God bless and good morning

If I have to narrow it down to the one social habit that I hate the most, I’m going to go with the custom of asking:  “How are you?” as part of the regular morning ritual.

This is one of those things that isn’t, really, a problem, it’s just overdone.  Meet me at the bar and, yes, how are you?  I’m doing well, let’s order our drinks because the waitress sucks and everyone sucks and I’ve been waiting for your fucking slow ass for 30 minutes.  Also, redheads, universally, don’t know how to fuck. Which is frustrating because they’re fascinating.  Well, in small doses.  But, anyway, I’m fine.

That’s perfectly natural.  Friends in a casual social setting asking after each other’s health.

Now, in the office, it’s good morning, okay, then:  “How are you, Nacho?”

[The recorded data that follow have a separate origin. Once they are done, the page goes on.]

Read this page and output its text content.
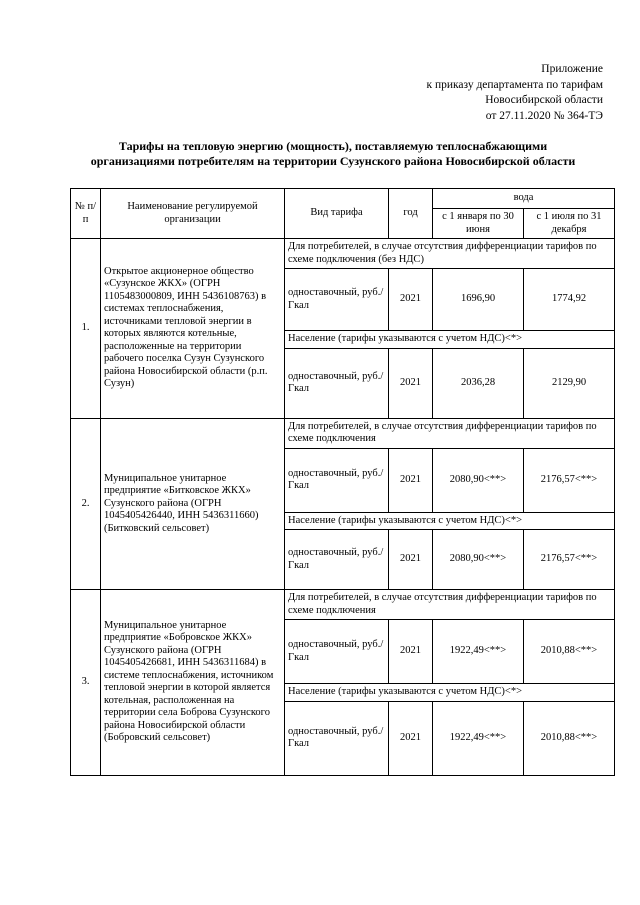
Приложение
к приказу департамента по тарифам
Новосибирской области
от 27.11.2020 № 364-ТЭ
Тарифы на тепловую энергию (мощность), поставляемую теплоснабжающими
организациями потребителям на территории Сузунского района Новосибирской области
№ п/п	Наименование регулируемой организации	Вид тарифа	год	вода	
				с 1 января по 30 июня	с 1 июля по 31 декабря
1.	Открытое акционерное общество «Сузунское ЖКХ» (ОГРН 1105483000809, ИНН 5436108763) в системах теплоснабжения, источниками тепловой энергии в которых являются котельные, расположенные на территории рабочего поселка Сузун Сузунского района Новосибирской области (р.п. Сузун)	Для потребителей, в случае отсутствия дифференциации тарифов по схеме подключения (без НДС)			
		одноставочный, руб./Гкал	2021	1696,90	1774,92
		Население (тарифы указываются с учетом НДС)<*>			
		одноставочный, руб./Гкал	2021	2036,28	2129,90
2.	Муниципальное унитарное предприятие «Битковское ЖКХ» Сузунского района (ОГРН 1045405426440, ИНН 5436311660) (Битковский сельсовет)	Для потребителей, в случае отсутствия дифференциации тарифов по схеме подключения			
		одноставочный, руб./Гкал	2021	2080,90<**>	2176,57<**>
		Население (тарифы указываются с учетом НДС)<*>			
		одноставочный, руб./Гкал	2021	2080,90<**>	2176,57<**>
3.	Муниципальное унитарное предприятие «Бобровское ЖКХ» Сузунского района (ОГРН 1045405426681, ИНН 5436311684) в системе теплоснабжения, источником тепловой энергии в которой является котельная, расположенная на территории села Боброва Сузунского района Новосибирской области (Бобровский сельсовет)	Для потребителей, в случае отсутствия дифференциации тарифов по схеме подключения			
		одноставочный, руб./Гкал	2021	1922,49<**>	2010,88<**>
		Население (тарифы указываются с учетом НДС)<*>			
		одноставочный, руб./Гкал	2021	1922,49<**>	2010,88<**>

How am I?  You motherfucking animal.  It’s 8am and I started my commute at 7am.  How do you think I am?  I’m forced to show up to a soulless sea of cubicles and work for pennies, living paycheck to paycheck, while my dreams are quietly crushed by 12 hour days.  Meanwhile, nobody in MIS will pay attention to me and all of my supervisors are about as lazy as KGB agents in Iowa in the first half of 1991.  Because MIS is too busy playing Halo or whatever the fuck it is they do down in their fucking dungeon, I’m forced to repair my own computer.  Just about every part is cannibalized from other computers throughout the sixth floor.  Yet nobody sees a problem with that.  I have to murder people for office supplies, or just wait for them to get fired so I can pick their corpse.  I’m dodging knife-fights on the insane bus ride home, and, as far as I can tell, my air conditioner is powered by gold dust, so even the comfort of my apartment is a constant weight on my shoulders.  I had dreams.  Real dreams.  Not house on the hill dreams or big swimming pools or Latina anal freaks.  My dreams were modest…but, with every passing second, I realize with horror that all of my dreams are impossible.

Then, as I laugh sadly at my paycheck (and it takes several vodka tonics to get to that point), I realize that it’s not just being a wage slave that makes me want to go on a shooting spree, it’s the small minded, delusional middle-American fuckos who expect me to be grateful for all this.  If I complain, I’m told that it could be worse.  At least you’re not in Auschwitz!  Here at Dachau many of the cells get the southern sun!  You should be happy!

Of course, those fuckos spend more time injecting Paxil directly into their eyeballs than anything else, so I shouldn’t take what they say seriously.  Just once – even if for a day – I want a boss who says, yes, the job sucks.  That’ll realign my entire world.  Thank you!  Thank you for being honest with me.

Anyway, I’m fine.  I’m sure you’re fine, as well, because we’re supposed to say we’re fine.  So everyone’s fine.  Everyone is just fine and there is no conflict in the world.  And if you end up choking on a piece of chicken in your office, I’ll be sure not to intervene, because we’re all fine.  God bless and good morning.